SELECT language, COUNT(_) FROM favorites GROUP BY language ORDER BY COUNT(_);

returns a table of languages and their associated count; now ordered by descending order.

SELECT language, COUNT(*) FROM favorites GROUP BY language ORDER BY COUNT(*) DESC;

Can name a condition to save repeats

SELECT language, COUNT(\*) AS n FROM favorites GROUP BY language ORDER BY n DESC;

Add data into the database

INSERT INTO table (column, ...) VALUES(value, ...);

NULL == lack of data for field.

IMDb

Movie/TV Show database with a GUI as the website

Best Practice

when storing data associate a string header with an id number. That way ids can be associated across multiple pieces of data and not risk a string being misspelled.

Data Types

BLOB
- Binary Large Object
INTEGER
NUMBERIC
- dates and times
REAL
- floats or decimal points
TEXT
- strings

PRIMARY KEY = unique id FOREIGN KEY = use of PRIMARY KEY in a new database table.
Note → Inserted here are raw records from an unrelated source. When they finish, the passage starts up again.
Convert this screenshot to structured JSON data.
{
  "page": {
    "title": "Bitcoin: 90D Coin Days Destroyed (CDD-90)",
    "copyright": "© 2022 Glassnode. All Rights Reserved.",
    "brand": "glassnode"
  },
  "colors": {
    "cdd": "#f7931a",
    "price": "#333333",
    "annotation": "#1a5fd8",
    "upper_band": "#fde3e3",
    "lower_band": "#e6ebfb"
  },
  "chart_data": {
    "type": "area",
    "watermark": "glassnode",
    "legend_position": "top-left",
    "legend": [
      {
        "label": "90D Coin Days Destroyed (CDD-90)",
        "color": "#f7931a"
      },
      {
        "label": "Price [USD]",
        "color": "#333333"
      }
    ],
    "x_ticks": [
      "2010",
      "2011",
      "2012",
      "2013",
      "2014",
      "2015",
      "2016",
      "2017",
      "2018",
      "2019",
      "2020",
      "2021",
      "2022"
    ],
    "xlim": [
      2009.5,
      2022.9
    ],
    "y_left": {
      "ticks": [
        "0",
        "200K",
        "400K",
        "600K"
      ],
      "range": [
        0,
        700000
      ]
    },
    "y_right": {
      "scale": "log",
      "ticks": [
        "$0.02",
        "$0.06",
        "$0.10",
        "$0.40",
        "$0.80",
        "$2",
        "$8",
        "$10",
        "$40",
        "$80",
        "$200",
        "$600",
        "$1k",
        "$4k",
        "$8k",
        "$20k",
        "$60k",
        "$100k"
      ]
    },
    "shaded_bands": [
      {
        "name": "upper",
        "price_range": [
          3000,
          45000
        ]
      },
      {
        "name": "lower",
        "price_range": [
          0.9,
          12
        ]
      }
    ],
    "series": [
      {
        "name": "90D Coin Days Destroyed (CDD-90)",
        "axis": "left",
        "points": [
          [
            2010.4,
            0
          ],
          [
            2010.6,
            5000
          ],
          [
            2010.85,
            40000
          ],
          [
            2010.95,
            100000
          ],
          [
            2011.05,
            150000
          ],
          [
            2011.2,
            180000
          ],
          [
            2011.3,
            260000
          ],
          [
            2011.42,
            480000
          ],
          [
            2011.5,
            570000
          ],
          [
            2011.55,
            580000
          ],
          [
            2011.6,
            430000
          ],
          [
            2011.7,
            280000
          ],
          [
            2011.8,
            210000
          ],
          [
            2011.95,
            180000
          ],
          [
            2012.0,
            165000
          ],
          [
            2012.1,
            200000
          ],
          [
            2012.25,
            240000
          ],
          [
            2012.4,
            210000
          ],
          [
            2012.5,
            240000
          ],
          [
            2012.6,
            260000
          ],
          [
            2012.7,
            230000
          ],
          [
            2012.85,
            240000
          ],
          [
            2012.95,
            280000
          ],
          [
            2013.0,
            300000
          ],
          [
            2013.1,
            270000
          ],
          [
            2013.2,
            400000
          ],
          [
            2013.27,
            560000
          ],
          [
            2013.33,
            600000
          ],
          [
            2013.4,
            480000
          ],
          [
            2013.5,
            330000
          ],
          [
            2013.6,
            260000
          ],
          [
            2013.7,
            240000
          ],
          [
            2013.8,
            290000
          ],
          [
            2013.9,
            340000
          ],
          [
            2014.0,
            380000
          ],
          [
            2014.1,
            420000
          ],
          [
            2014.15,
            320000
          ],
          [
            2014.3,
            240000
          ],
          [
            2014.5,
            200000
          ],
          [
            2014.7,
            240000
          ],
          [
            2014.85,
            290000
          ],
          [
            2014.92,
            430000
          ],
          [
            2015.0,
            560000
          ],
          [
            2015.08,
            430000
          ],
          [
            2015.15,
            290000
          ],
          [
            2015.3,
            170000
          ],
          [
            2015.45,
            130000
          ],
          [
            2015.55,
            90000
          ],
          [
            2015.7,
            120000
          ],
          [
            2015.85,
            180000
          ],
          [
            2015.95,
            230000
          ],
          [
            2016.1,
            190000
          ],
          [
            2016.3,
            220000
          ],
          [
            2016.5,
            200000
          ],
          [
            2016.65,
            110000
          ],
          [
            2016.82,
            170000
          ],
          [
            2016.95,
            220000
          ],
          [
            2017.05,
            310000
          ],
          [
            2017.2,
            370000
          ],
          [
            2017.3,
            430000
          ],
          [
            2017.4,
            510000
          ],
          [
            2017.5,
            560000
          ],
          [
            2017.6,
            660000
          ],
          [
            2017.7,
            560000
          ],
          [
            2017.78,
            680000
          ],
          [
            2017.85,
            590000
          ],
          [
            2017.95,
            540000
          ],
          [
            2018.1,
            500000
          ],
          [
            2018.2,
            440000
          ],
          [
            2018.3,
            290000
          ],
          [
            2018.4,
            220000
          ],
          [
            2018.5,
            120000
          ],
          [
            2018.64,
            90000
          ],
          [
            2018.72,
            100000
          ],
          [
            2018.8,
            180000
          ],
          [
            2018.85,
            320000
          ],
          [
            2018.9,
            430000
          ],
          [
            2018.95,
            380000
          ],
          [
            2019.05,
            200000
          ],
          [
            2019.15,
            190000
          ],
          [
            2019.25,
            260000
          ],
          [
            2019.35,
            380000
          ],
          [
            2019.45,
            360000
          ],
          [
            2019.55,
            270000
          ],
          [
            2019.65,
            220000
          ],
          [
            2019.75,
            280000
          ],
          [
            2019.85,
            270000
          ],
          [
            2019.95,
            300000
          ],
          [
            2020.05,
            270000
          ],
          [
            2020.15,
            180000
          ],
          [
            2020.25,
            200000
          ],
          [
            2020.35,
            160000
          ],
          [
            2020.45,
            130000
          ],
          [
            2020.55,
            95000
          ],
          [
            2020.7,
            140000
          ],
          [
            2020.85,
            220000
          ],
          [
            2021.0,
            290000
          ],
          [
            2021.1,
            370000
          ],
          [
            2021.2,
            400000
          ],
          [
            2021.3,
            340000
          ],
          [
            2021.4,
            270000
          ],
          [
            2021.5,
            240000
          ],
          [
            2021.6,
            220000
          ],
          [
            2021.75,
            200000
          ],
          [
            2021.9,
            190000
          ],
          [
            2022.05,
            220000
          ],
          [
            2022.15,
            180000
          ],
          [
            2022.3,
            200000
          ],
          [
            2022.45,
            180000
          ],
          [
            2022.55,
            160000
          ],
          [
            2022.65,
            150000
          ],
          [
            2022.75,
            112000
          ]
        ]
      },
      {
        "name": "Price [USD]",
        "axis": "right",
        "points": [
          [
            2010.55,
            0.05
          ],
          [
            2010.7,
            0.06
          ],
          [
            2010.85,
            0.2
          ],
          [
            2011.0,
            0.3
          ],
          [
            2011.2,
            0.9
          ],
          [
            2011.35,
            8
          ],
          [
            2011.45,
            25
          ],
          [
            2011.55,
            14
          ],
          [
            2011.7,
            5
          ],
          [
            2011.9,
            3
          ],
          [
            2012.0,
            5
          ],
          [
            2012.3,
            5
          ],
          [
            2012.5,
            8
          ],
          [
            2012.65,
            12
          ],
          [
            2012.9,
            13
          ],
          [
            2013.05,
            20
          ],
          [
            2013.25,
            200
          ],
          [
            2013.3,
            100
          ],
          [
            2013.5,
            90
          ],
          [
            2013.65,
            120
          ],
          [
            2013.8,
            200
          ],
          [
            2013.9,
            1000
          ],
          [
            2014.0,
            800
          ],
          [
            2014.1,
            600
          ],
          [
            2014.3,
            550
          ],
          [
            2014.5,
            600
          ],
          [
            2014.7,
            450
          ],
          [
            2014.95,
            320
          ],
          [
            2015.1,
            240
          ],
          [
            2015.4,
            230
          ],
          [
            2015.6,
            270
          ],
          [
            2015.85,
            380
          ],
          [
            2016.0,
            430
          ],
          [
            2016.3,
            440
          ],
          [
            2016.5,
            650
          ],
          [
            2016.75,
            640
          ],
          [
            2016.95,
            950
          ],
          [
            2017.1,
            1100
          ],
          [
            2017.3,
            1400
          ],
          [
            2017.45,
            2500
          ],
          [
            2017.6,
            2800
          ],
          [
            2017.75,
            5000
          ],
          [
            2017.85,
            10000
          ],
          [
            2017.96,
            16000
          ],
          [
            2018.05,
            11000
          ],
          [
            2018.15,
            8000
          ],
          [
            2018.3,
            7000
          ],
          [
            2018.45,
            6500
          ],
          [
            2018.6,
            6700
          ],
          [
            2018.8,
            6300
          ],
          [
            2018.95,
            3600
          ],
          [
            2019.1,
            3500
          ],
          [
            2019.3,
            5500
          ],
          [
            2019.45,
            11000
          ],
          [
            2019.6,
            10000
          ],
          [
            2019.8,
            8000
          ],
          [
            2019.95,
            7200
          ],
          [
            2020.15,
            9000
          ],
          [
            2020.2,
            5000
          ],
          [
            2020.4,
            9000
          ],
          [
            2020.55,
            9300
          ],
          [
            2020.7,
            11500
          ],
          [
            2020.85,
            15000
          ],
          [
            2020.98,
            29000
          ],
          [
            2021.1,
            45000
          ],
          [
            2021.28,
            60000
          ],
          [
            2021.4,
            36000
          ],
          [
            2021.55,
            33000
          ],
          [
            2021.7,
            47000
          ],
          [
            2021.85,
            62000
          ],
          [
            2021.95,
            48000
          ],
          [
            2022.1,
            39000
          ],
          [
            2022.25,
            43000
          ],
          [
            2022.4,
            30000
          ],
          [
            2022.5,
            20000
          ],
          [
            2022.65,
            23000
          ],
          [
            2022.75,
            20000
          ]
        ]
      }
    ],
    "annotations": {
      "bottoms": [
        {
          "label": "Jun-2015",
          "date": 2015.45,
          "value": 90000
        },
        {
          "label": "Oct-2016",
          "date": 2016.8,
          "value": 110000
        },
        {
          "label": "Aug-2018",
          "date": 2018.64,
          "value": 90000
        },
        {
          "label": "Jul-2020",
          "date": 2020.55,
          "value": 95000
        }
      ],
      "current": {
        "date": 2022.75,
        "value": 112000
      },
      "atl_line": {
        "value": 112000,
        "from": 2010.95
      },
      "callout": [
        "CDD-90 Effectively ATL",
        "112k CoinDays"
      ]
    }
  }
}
Search data matched between two tables

SELECT \* FROM shows WHERE id IN
(SELECT show_id FROM ratings WHERE rating >= 6.0);

JOIN

This will combine the two tables by defining the shared value “shows.id” and then outputs the first 10 options with a rating >= 6.0, and only show the title and rating.

SELECT title, rating FROM shows JOIN ratings ON shows.id = ratings.show.id WHERE rating >= 6.0 LIMIT 10;

Many to Many

requires a 3rd table to link the unique data tables “Person” “Shows”

INDEX

INDEX will create a B-Tree; and while it takes time to process the table the first time; there after it will result in far faster searches between tables.

CREATE INDEX person_index on stars (person_id);

Tradeoffs: will cost more memory, and has to be updated anytime the table is modified.

Python to use SQL

form cs50 import SQL
db = SQL("sqlite:///favorites.db")

favorite = input("Favorite: ")

rows = db.execute("SELECT COUNT(*) AS n FROM favorites WHERE problem = ?", favorite)
row = rows[0]

print(row["n"])

Race Conditions

where you attempt to update a database multiple times within a short period of time, and there is a conflict.

BEGIN TRANSACTION
COMMIT
ROLLBACK

These help control and prevent conflicts where race conditions are a known possibility.

db.execute("BEGIN TRANSACTION")
rows = db.execute("SELECT likes FROM posts WHERE id = ?", id);
likes = rows[0]["likes"]
db.execute("UPDATE posts SET likes = ? WHERE id = ?", likes + 1, id);
db.execute("COMMIT")

SQL Injection ATTACK

Safe solution is to use ‘?’ as a placeholder when a variable needs to be entered.